Nevertheless, this is not to mean that modifying bioavailability of food compounds is useless. No, but it must be adequately realized, notably after having collected sufficient information about differential health impacts following different bioavailaibilty percentages and different kinetics of release within digestive tract; which has been well studied with starch and the well known concept of slow versus rapid carbohydrate, a useful concept for type 2 diabetic subjects [12].

References

  1. Fardet A (2014) A shift toward a new holistic paradigm will help to preserve and better process grain product food structure for improving their health effects. Food Funct DOI: 10.1039/C4FO00477A
  2. Fardet A (2014) Food health potential is primarily due to its matrix structure, then nutrient composition: a new paradigm for food classification according to technological processes applied.

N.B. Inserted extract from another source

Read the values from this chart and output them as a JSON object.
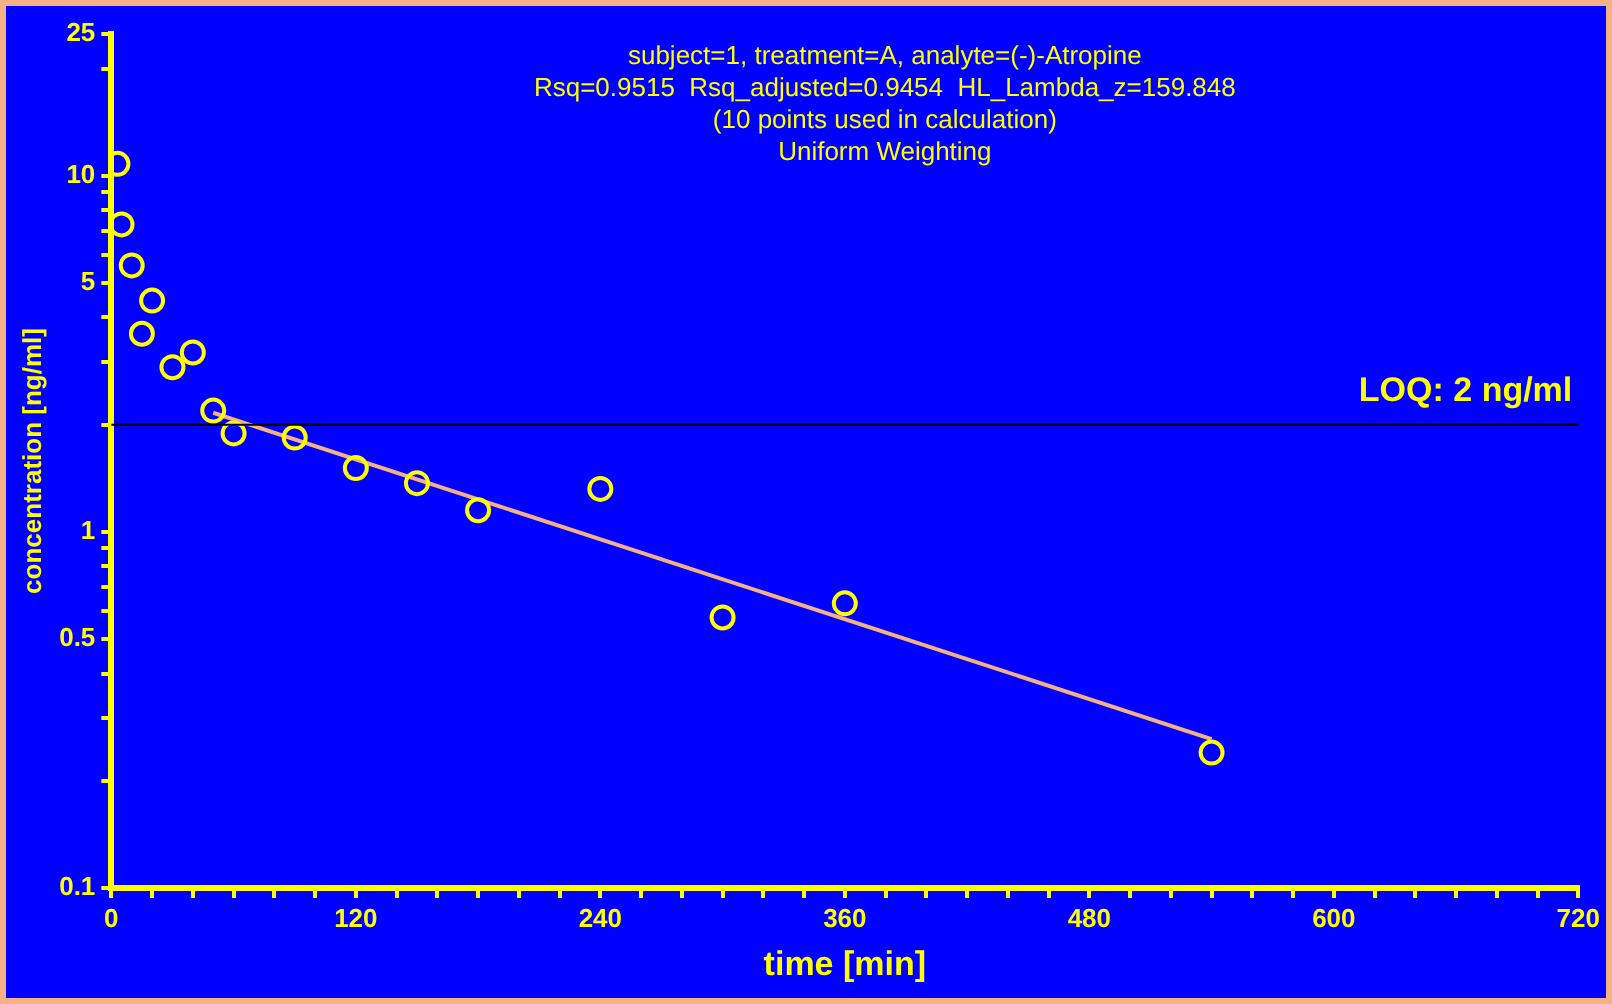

J Nutr Health Food Eng 1(5): 1-2.
  3. Monteiro CA, Levy RB, Claro RM, de Castro IRR, Cannon G (2011) Increasing consumption of ultra-processed foods and likely impact on human health: evidence from Brazil. Public Health Nutr 14(1): 5-13.
  4. Fardet A (2014) Are technological processes the best friends of food health potential? Adv Nutr Food Technol 1: 103.

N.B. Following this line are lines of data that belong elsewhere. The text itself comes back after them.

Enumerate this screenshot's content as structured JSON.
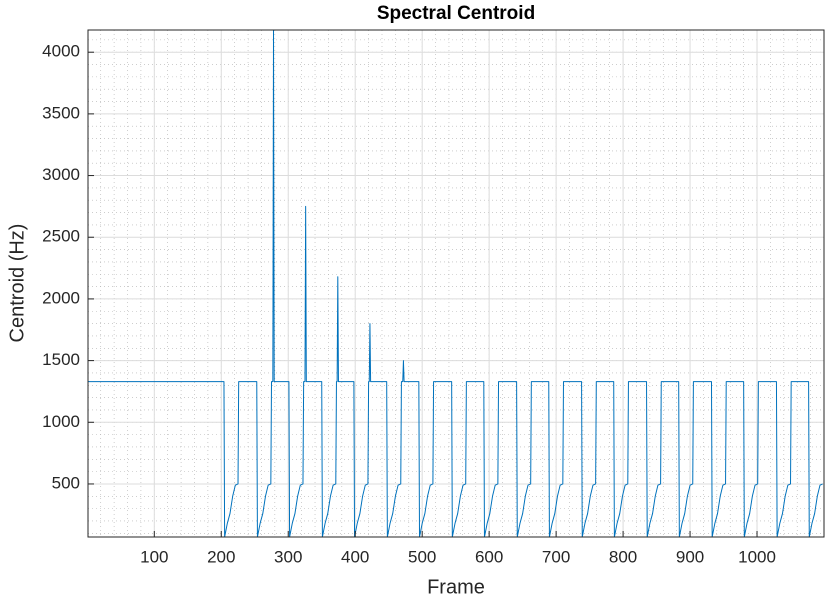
{
  "chart_data": {
    "type": "line",
    "title": "Spectral Centroid",
    "x_label": "Frame",
    "y_label": "Centroid (Hz)",
    "color": "#0072bd",
    "grid": true,
    "minor_grid": true,
    "xlim": [
      1,
      1100
    ],
    "ylim": [
      70,
      4180
    ],
    "xticks": [
      100,
      200,
      300,
      400,
      500,
      600,
      700,
      800,
      900,
      1000
    ],
    "yticks": [
      500,
      1000,
      1500,
      2000,
      2500,
      3000,
      3500,
      4000
    ],
    "x": [
      1,
      204,
      205,
      209,
      213,
      217,
      221,
      225,
      226,
      253,
      254,
      258,
      262,
      266,
      270,
      274,
      275,
      277,
      278,
      279,
      301,
      302,
      306,
      310,
      314,
      318,
      322,
      323,
      325,
      326,
      327,
      350,
      351,
      355,
      359,
      363,
      367,
      371,
      372,
      373,
      374,
      375,
      398,
      399,
      403,
      407,
      411,
      415,
      419,
      420,
      421,
      422,
      423,
      447,
      448,
      452,
      456,
      460,
      464,
      468,
      469,
      471,
      472,
      473,
      495,
      496,
      500,
      504,
      508,
      512,
      516,
      517,
      544,
      545,
      549,
      553,
      557,
      561,
      565,
      566,
      592,
      593,
      597,
      601,
      605,
      609,
      613,
      614,
      641,
      642,
      646,
      650,
      654,
      658,
      662,
      663,
      689,
      690,
      694,
      698,
      702,
      706,
      710,
      711,
      738,
      739,
      743,
      747,
      751,
      755,
      759,
      760,
      786,
      787,
      791,
      795,
      799,
      803,
      807,
      808,
      835,
      836,
      840,
      844,
      848,
      852,
      856,
      857,
      883,
      884,
      888,
      892,
      896,
      900,
      904,
      905,
      932,
      933,
      937,
      941,
      945,
      949,
      953,
      954,
      980,
      981,
      985,
      989,
      993,
      997,
      1001,
      1002,
      1029,
      1030,
      1034,
      1038,
      1042,
      1046,
      1050,
      1051,
      1077,
      1078,
      1082,
      1086,
      1090,
      1094,
      1098
    ],
    "values": [
      1330,
      1330,
      70,
      180,
      260,
      400,
      490,
      500,
      1330,
      1330,
      70,
      180,
      260,
      400,
      490,
      500,
      1330,
      1330,
      4180,
      1330,
      1330,
      70,
      180,
      260,
      400,
      490,
      500,
      1330,
      1330,
      2750,
      1330,
      1330,
      70,
      180,
      260,
      400,
      490,
      500,
      1330,
      1330,
      2180,
      1330,
      1330,
      70,
      180,
      260,
      400,
      490,
      500,
      1330,
      1330,
      1800,
      1330,
      1330,
      70,
      180,
      260,
      400,
      490,
      500,
      1330,
      1330,
      1500,
      1330,
      1330,
      70,
      180,
      260,
      400,
      490,
      500,
      1330,
      1330,
      70,
      180,
      260,
      400,
      490,
      500,
      1330,
      1330,
      70,
      180,
      260,
      400,
      490,
      500,
      1330,
      1330,
      70,
      180,
      260,
      400,
      490,
      500,
      1330,
      1330,
      70,
      180,
      260,
      400,
      490,
      500,
      1330,
      1330,
      70,
      180,
      260,
      400,
      490,
      500,
      1330,
      1330,
      70,
      180,
      260,
      400,
      490,
      500,
      1330,
      1330,
      70,
      180,
      260,
      400,
      490,
      500,
      1330,
      1330,
      70,
      180,
      260,
      400,
      490,
      500,
      1330,
      1330,
      70,
      180,
      260,
      400,
      490,
      500,
      1330,
      1330,
      70,
      180,
      260,
      400,
      490,
      500,
      1330,
      1330,
      70,
      180,
      260,
      400,
      490,
      500,
      1330,
      1330,
      70,
      180,
      260,
      400,
      490,
      500
    ]
  }
}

  5. Fardet A, Souchon I, Dupont Deds (2013) Food structure and nutritional effects. Quae Publisher, France, pp. 472.
  6. Myung SK, Ju W, Cho B, Oh SW, Park SM, et al. (2013) Efficacy of vitamin and antioxidant supplements in prevention of cardiovascular disease: systematic review and meta-analysis of randomised controlled trials. BMJ 346: f10.
  7. Riso P, Soldati L (2012) Food ingredients and supplements: is this the future? J Transl Med 10: 227.

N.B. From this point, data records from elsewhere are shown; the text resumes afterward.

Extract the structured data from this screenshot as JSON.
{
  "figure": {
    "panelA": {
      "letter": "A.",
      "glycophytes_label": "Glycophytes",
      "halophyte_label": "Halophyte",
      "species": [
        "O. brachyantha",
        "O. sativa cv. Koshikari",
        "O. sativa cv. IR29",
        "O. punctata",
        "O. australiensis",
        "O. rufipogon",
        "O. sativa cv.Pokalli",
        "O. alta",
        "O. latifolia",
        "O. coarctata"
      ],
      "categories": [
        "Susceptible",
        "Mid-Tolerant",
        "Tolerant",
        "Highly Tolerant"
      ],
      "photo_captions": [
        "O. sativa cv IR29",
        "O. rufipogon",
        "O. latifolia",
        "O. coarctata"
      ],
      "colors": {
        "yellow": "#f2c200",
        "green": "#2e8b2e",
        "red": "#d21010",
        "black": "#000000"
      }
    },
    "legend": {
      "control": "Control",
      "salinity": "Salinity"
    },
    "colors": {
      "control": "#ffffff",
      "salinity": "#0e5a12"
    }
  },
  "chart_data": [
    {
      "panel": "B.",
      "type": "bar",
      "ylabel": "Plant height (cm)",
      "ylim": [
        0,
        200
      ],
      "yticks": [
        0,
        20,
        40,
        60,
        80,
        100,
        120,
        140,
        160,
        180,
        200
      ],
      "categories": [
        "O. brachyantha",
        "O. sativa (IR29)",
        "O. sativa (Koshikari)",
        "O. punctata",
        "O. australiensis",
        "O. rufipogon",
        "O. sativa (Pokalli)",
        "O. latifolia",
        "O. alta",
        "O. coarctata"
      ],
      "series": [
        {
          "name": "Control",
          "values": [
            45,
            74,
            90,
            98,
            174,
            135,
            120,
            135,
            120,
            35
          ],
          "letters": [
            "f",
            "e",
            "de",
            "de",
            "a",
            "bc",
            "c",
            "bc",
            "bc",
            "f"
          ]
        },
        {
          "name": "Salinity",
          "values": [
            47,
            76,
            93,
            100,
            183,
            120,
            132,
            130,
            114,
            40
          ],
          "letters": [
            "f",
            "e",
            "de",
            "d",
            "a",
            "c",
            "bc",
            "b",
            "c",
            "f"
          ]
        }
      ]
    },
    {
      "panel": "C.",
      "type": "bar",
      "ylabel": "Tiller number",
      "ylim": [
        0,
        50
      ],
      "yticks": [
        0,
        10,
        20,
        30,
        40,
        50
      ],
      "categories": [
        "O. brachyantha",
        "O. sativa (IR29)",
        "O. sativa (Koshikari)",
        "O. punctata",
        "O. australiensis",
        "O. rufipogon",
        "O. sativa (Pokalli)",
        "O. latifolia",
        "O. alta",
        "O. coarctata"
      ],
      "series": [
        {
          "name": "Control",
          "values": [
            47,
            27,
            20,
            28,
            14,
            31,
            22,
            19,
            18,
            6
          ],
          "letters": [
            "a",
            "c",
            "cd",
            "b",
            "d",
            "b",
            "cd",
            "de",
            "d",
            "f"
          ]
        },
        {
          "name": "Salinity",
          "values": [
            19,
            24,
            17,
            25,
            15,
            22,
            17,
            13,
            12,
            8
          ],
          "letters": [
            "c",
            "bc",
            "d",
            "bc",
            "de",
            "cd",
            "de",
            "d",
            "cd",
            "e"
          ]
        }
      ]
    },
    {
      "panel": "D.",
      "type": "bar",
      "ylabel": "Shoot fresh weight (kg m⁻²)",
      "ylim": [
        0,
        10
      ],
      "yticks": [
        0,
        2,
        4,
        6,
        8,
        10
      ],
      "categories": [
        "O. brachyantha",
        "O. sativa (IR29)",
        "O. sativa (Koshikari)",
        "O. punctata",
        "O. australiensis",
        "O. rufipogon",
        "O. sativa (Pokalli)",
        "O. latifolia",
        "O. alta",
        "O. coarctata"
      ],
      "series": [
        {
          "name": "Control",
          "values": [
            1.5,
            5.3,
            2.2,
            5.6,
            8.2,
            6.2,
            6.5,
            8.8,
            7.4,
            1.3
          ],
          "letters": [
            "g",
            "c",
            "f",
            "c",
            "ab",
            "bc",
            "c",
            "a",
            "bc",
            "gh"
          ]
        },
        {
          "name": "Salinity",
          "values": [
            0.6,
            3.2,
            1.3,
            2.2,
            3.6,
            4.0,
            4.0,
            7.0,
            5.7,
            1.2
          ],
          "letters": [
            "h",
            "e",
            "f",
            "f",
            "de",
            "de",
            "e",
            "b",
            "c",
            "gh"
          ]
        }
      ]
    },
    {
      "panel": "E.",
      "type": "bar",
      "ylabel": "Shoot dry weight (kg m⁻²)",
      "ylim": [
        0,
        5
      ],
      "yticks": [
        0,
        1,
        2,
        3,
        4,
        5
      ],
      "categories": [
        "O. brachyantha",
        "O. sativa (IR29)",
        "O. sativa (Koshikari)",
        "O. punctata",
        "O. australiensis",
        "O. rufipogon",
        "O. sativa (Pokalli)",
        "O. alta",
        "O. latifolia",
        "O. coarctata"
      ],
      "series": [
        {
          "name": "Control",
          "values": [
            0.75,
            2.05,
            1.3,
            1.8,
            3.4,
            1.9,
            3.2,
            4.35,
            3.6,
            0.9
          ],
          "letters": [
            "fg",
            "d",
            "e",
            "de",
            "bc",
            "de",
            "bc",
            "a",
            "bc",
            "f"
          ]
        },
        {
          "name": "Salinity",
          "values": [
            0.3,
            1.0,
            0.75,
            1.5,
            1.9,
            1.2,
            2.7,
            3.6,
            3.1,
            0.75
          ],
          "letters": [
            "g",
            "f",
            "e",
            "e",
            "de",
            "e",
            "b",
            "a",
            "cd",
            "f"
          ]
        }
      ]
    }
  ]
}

  8. Riccioni G, D'Orazio N, Salvatore C, Franceschelli S, Pesce M, Speranza L (2012) Carotenoids and vitamins C and E in the prevention of cardiovascular disease. Int J Vitam Nutr Res 82(1): 15-26.
  9. Huang HY, Caballero B, Chang S, Alberg AJ, Semba RD, et al. (2006) The efficacy and safety of multivitamin and mineral supplement use to prevent cancer and chronic disease in adults: a systematic review for a National Institutes of Health State-of-the-Science Conference. Ann Intern Med 145(5): 372-385.
  10. WHO/FAO (2003) Diet, nutrition, and the prevention of chronic diseases. WHO Technical Report Series 916. Geneva, Switzerland, pp. 149.
  11. Bjelakovic G, Nikolova D, Gluud LL, Simonetti RG, Gluud C (2012) Antioxidant supplements for prevention of mortality in healthy participants and patients with various diseases. Cochrane Database Syst Rev 3: CD007176, doi: 10.1002/14651858.CD007176.
  12. Fardet A (2014) Technological processes, food nutritional value and type 2 diabetes. Med Mal Metabol 8: 608-611.